Servicio de Información Comunitario sobre Investigación y Desarrollo - CORDIS

Improving science education in Europe - Survey: 'Current labwork practices'

The aim of this survey was to present an overview of labwork practice in the participating countries. To this end, the study addressed three issues:
- The organisation of science teaching at the upper secondary and university levels. Data source: existing documentary information in each participating country.

- Teachers’ practices in terms of labwork at an organisational level (time spent etc.). Data source: survey of teachers’ responses (n=397).

- More specific aspects of teachers’ practice (such as the sorts of activities used). Data source: analysis of labwork sheets (n=180) using the ‘Map of the variety of labwork’.

Considerable diversity in the organisation of science teaching for students in academic science streams at the upper secondary and university levels was noted. In some countries (notably France) a whole curriculum orientation is selected by students for study at upper secondary school (e.g. sciences, arts) whereas in other countries (notably Great Britain) students have considerable autonomy in selecting individual subjects. Another key variable between countries is the extent to which the upper secondary science curriculum is subject to central control. In some countries (e.g. Denmark, Greece and France) time allocations and assessment structures for each subject are specified centrally, whereas in others (e.g. Germany, Great Britain, Italy and Spain) control is more local. In terms of the amount of labwork practised, there were three main groups of countries. In Denmark, Great Britain and France labwork is regularly performed by upper secondary students, in Germany the situation is dependent upon the wishes of individual teachers, and in Italy and Greece labwork is rarely performed by upper secondary students in academic streams. However, the use of demonstrations by teachers is common in all countries.

At the university level, labwork is commonly used in all countries and for all disciplines. At both secondary school level (if labwork is done) and university level, the type of labwork used vary little between countries or disciplines. By far the most common pattern of organisation is for small groups of students to work with real objects/materials following very precise instructions about methods and analysis given by a teacher or a written source (referred to as a ‘labwork sheet’). The use of open-ended project work is rare, particularly during the first two years of undergraduate study. Labwork is mainly assessed by grading reports from labwork according to the quality of students’ descriptions of the way in which tasks were performed, data acquisition, discussion of the quality of data and interpretation of experimental results.

There is some difference in the extent to which labwork is linked to lecture courses. At upper secondary school level, labwork and lectures are typically more closely linked than at university level. At the university level there were very minor national variations in links between labwork and lectures, links being closer in Italy, Greece and Denmark than in Great Britain, France and Germany.
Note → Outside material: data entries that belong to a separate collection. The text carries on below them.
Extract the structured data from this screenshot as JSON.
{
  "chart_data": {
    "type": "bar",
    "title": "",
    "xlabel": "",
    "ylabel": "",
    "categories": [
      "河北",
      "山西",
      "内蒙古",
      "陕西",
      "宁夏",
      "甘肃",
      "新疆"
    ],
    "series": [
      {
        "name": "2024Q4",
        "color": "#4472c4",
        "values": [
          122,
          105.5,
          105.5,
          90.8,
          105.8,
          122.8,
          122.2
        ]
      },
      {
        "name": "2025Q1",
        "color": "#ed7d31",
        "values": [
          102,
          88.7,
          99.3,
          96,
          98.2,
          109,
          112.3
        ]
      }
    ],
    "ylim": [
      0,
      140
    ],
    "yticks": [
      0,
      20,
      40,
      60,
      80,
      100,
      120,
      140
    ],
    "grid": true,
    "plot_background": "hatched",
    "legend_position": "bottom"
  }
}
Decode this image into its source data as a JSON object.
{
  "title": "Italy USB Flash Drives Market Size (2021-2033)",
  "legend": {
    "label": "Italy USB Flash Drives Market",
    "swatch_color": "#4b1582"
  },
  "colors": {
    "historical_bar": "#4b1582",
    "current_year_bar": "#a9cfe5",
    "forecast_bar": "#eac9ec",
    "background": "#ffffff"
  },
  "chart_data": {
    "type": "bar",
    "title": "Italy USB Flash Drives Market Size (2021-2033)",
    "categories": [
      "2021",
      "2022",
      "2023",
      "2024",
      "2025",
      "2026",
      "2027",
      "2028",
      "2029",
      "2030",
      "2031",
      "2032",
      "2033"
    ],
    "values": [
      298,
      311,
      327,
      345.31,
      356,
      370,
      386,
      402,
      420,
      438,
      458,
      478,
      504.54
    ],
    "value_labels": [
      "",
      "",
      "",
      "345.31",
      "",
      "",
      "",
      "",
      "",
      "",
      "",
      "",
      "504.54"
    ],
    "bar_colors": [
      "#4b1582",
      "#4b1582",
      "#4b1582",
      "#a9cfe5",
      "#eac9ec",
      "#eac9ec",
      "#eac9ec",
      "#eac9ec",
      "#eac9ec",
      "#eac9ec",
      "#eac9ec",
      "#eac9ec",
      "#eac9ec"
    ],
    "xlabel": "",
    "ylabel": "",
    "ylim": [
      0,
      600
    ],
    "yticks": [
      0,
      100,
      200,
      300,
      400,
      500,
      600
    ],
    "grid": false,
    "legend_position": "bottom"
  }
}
Labwork sheets from several European countries were selected by the participating research groups as typical of the labwork normally carried out (n=175). The results of their analysis using ‘The map of the variety of labwork’ are striking not only from the point of view of what the students have to do but also from what they do not have to do. At upper secondary school, the students normally have to use standard procedures, to measure, and to report observations directly. They do not have to present or display or make objects. They do not have to explore relationships between objects, to test predictions, to select between two or more explanations and so on. Even at university, it is rare for students to have to test a prediction made from a guess or a theory or to account for observations in terms of a law or theory, although sometimes in physics students are asked to test a prediction made from a law). In effect, the similarities both between disciplines and countries in terms of typical labwork is more than might be expected, given the differences in educational systems in each country. Typical labwork apparently involves a few similar types of activities.